Indefinite Integral Using Substitution

Question

can someone please help?

I need to evaluate this indefinite integral:

$$\int \frac{x}{\sqrt{x^2+2}}dx$$ I tried using substitution for letting u = x, but I can't get past finding the antiderivative after that.

Thank you!

Answer 1

For this you want to set $u = x^2+2$ which means $du=2x*dx$. We see an $x$ in the integrand which is good but we don't see a $2$. We can make up for this by saying.

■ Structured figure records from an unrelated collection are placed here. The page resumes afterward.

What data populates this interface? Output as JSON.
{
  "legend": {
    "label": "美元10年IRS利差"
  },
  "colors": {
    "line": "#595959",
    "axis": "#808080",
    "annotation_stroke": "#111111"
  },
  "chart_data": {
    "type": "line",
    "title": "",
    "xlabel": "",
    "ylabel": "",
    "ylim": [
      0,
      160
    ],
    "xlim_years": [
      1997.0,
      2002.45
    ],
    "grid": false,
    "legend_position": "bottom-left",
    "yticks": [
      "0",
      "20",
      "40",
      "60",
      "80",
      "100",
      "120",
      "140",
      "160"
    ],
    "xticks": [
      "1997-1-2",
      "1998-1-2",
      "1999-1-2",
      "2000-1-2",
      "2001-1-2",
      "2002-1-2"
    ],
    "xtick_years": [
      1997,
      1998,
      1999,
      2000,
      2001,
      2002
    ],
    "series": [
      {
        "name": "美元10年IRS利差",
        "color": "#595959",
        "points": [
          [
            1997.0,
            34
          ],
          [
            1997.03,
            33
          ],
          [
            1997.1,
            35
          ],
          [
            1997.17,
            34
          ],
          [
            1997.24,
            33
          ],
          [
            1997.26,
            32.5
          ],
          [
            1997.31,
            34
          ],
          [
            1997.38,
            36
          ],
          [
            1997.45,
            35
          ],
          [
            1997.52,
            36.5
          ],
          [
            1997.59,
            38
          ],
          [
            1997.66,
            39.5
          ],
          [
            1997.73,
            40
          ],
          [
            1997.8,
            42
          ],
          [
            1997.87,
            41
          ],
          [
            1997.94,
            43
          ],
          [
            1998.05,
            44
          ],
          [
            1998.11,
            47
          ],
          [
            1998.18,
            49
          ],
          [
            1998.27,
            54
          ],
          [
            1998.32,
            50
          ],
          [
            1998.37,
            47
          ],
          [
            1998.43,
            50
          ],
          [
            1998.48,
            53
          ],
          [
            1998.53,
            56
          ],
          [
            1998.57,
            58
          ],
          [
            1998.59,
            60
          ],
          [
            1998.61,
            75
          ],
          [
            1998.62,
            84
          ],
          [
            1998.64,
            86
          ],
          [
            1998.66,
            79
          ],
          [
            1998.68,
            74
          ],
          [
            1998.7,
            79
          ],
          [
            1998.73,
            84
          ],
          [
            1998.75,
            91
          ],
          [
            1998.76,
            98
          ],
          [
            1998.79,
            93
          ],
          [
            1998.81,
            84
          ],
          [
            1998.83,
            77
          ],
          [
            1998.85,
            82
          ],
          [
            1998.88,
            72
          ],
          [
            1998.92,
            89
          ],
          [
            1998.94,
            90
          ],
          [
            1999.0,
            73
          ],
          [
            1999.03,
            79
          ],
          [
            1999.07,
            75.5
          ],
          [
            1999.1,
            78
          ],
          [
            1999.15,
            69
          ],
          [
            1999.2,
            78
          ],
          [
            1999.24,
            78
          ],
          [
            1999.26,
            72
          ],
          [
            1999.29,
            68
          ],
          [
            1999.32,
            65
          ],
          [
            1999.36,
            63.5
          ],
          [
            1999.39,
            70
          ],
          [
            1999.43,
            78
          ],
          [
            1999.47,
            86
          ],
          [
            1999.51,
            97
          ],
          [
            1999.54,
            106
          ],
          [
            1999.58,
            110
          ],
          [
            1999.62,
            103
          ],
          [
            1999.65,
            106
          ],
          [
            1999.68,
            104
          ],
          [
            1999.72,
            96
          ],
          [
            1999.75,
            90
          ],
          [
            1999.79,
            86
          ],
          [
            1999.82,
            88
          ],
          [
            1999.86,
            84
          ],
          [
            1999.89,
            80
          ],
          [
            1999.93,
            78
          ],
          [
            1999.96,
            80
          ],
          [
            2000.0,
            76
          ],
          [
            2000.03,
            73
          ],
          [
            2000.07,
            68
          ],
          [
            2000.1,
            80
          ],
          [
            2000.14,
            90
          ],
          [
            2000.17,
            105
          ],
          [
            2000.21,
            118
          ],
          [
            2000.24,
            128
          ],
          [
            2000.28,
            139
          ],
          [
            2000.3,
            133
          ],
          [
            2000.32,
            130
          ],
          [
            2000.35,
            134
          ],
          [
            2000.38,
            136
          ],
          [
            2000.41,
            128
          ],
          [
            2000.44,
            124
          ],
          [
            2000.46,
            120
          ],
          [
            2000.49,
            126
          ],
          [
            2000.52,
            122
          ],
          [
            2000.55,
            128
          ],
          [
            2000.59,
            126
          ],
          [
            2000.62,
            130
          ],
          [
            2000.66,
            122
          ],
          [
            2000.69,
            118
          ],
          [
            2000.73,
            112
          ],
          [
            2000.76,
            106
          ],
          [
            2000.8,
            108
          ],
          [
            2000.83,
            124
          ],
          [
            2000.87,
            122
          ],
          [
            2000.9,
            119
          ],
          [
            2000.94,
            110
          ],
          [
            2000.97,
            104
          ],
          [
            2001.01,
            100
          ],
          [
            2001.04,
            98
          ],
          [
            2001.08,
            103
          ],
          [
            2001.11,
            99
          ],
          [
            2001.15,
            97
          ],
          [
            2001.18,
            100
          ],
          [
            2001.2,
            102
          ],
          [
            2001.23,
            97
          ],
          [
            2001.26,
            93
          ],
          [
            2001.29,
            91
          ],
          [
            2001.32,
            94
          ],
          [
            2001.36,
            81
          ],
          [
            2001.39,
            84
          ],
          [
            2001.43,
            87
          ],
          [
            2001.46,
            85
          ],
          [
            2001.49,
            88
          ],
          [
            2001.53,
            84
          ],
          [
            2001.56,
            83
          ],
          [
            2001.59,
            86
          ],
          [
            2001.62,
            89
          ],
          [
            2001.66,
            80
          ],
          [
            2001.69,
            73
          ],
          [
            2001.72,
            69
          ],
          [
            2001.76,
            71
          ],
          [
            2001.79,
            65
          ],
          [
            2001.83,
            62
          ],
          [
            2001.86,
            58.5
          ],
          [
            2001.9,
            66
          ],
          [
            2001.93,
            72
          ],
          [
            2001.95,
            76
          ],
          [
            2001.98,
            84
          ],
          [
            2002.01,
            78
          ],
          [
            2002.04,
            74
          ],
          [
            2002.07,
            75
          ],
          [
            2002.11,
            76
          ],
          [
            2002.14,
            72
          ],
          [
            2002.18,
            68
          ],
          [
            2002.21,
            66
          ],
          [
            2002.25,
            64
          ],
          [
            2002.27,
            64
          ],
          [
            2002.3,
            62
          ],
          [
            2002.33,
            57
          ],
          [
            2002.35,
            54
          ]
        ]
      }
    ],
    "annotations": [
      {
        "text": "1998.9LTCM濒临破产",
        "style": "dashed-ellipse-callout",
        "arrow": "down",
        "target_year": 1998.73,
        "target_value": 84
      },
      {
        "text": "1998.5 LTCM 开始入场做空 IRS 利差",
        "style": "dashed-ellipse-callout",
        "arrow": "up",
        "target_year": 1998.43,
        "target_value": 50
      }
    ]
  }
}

$$\int{\frac{x}{\sqrt{x^2+2}}} = \frac{1}{2}\int{\frac{2x}{\sqrt{x^2+2}}}$$

And now we can use our $u$ substitution to get.

$$\int{\frac{x}{\sqrt{x^2+2}}}=\frac{1}{2}\int{\frac{1}{\sqrt{u}}du}=\frac{1}{2}\frac{\sqrt{u}}{\frac{1}{2}}+C=\sqrt{u}+C$$

Substituting $x^2+2$ back in for $u$ we find that.

$$\int{\frac{x}{\sqrt{x^2+2}}}=\sqrt{x^2+2}+C$$

Answer 2

write the integral inthe form $$\frac{1}{2}\int\frac{2x}{\sqrt{x^2+2}}dx$$ and set $$x^2+2=t$$

Answer 3

Letting $u=x$ doesn't accomplish anything. Try letting $u=x^2+2$.